遺贈で財産を譲ってあげる人のことを遺贈者、譲ってもらう人を受遺者と言います。
相続では、法定相続人だけに譲ってあげることができます。
遺贈では、法定相続人に譲ってあげることもできるし、相続人以外の人に譲ってあげることができます。
遺言書に「遺贈する」とあれば、譲ってもらう人が相続人であっても相続人以外の人でも、遺贈で手続します。
遺贈を登記原因として、所有権移転登記をします。
遺贈を登記原因とする所有権移転登記を遺贈登記と言います。
遺言書に「相続させる」とあって、かつ、譲ってもらう人が相続人の場合、相続で手続します。
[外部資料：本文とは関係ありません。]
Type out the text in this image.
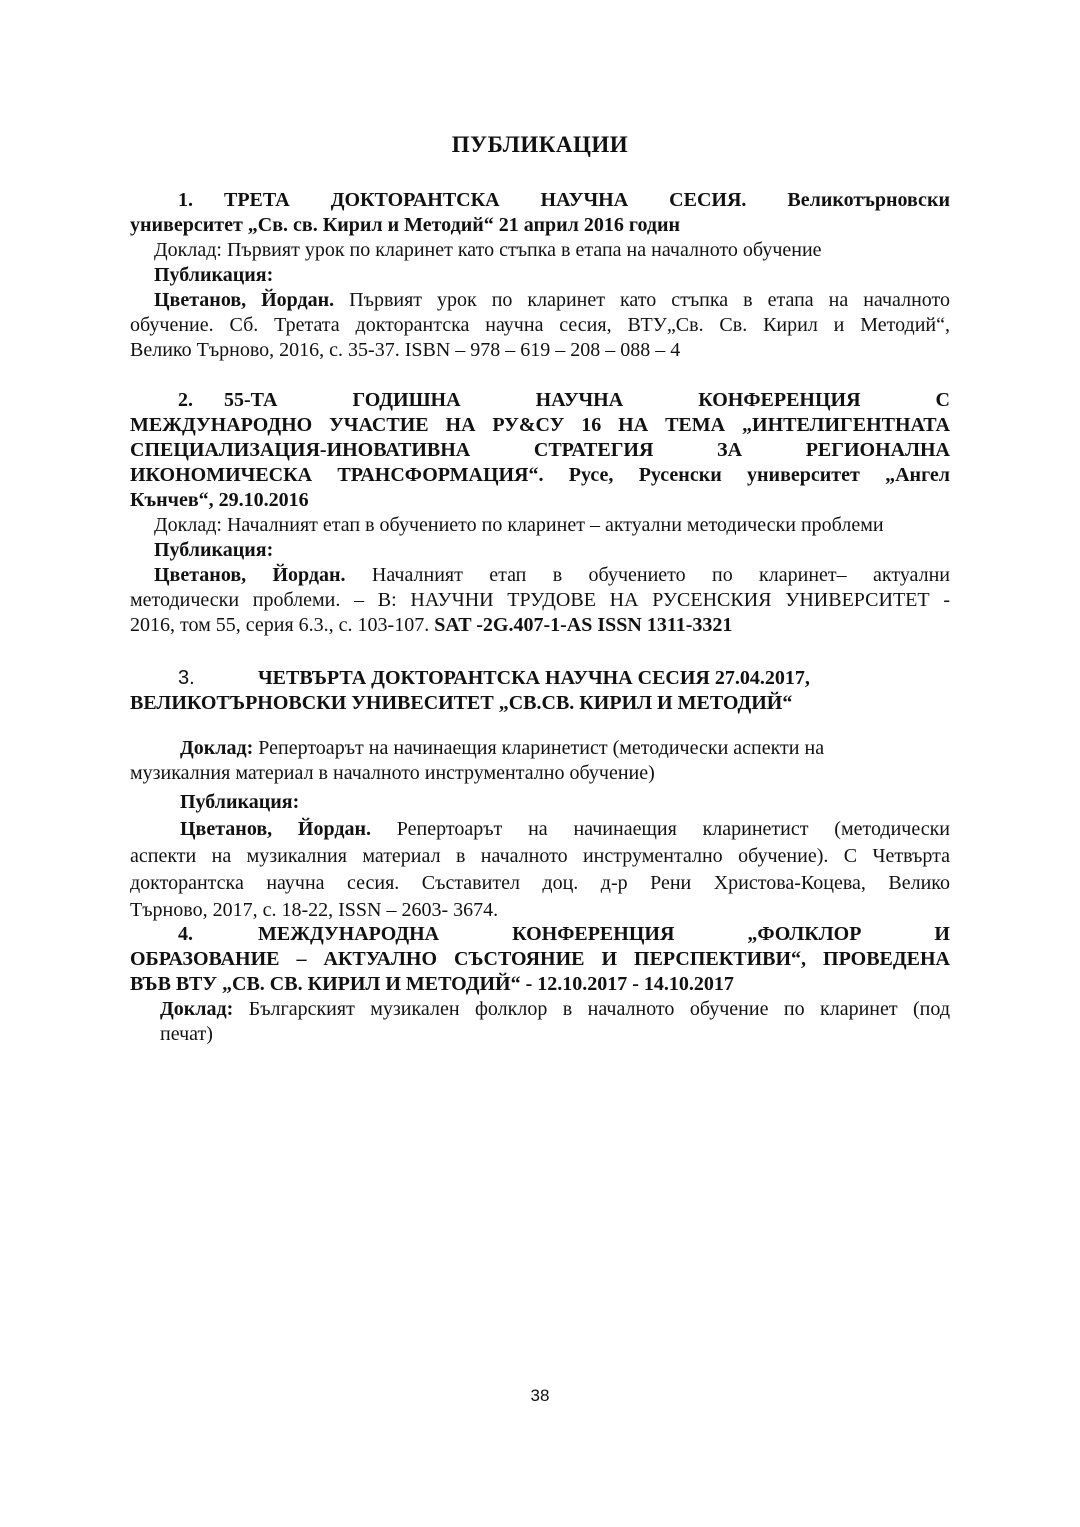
ПУБЛИКАЦИИ
1. ТРЕТА ДОКТОРАНТСКА НАУЧНА СЕСИЯ. Великотърновски
университет „Св. св. Кирил и Методий“ 21 април 2016 годин
Доклад: Първият урок по кларинет като стъпка в етапа на началното обучение
Публикация:
Цветанов, Йордан. Първият урок по кларинет като стъпка в етапа на началното
обучение. Сб. Третата докторантска научна сесия, ВТУ„Св. Св. Кирил и Методий“,
Велико Търново, 2016, с. 35-37. ISBN – 978 – 619 – 208 – 088 – 4
2. 55-ТА ГОДИШНА НАУЧНА КОНФЕРЕНЦИЯ С
МЕЖДУНАРОДНО УЧАСТИЕ НА РУ&СУ 16 НА ТЕМА „ИНТЕЛИГЕНТНАТА
СПЕЦИАЛИЗАЦИЯ-ИНОВАТИВНА СТРАТЕГИЯ ЗА РЕГИОНАЛНА
ИКОНОМИЧЕСКА ТРАНСФОРМАЦИЯ“. Русе, Русенски университет „Ангел
Кънчев“, 29.10.2016
Доклад: Началният етап в обучението по кларинет – актуални методически проблеми
Публикация:
Цветанов, Йордан. Началният етап в обучението по кларинет– актуални
методически проблеми. – В: НАУЧНИ ТРУДОВЕ НА РУСЕНСКИЯ УНИВЕРСИТЕТ -
2016, том 55, серия 6.3., с. 103-107. SAT -2G.407-1-AS ISSN 1311-3321
3.	ЧЕТВЪРТА ДОКТОРАНТСКА НАУЧНА СЕСИЯ 27.04.2017,
ВЕЛИКОТЪРНОВСКИ УНИВЕСИТЕТ „СВ.СВ. КИРИЛ И МЕТОДИЙ“
Доклад: Репертоарът на начинаещия кларинетист (методически аспекти на
музикалния материал в началното инструментално обучение)
Публикация:
Цветанов, Йордан. Репертоарът на начинаещия кларинетист (методически
аспекти на музикалния материал в началното инструментално обучение). С Четвърта
докторантска научна сесия. Съставител доц. д-р Рени Христова-Коцева, Велико
Търново, 2017, с. 18-22, ISSN – 2603- 3674.
4.	МЕЖДУНАРОДНА КОНФЕРЕНЦИЯ „ФОЛКЛОР И
ОБРАЗОВАНИЕ – АКТУАЛНО СЪСТОЯНИЕ И ПЕРСПЕКТИВИ“, ПРОВЕДЕНА
ВЪВ ВТУ „СВ. СВ. КИРИЛ И МЕТОДИЙ“ - 12.10.2017 - 14.10.2017
Доклад: Българският музикален фолклор в началното обучение по кларинет (под
печат)
38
遺言書に「相続させる」とあっても、譲ってもらう人が相続人以外の場合、遺贈で手続します。
相続できるのは、相続人だけだからです。
遺言書に「財産すべてを遺贈する」「財産の2分の1を遺贈する」と財産を具体的に書いてない場合で、かつ、譲ってもらう人が相続人の場合、相続で手続できます。
相続では、遺言がなくても相続人が受け取ることができます。
遺贈は、遺言があるときだけ譲ってあげることができます。
2登記がないと権利主張ができない
相続が発生したら、遺言書の効力が発生します。
遺言書に、不動産を遺贈するとあったら、不動産の名義変更が必要です。
遺贈の登記にいつまでにやらなければならないといった期限はありませんから、先延ばししがちです。
すみやかに、名義変更をすることをおすすめします。
所有権移転登記がないと、権利主張ができないからです。
もしかしたら、遺言書の存在を知らない相続人が相続登記をして不動産を売却するかもしれません。
不動産を売買したら、買主はすぐに名義変更をします。
不動産の買主に名義変更がされてしまったら、遺言書に不動産を遺贈するとあっても、買主に文句は言えません。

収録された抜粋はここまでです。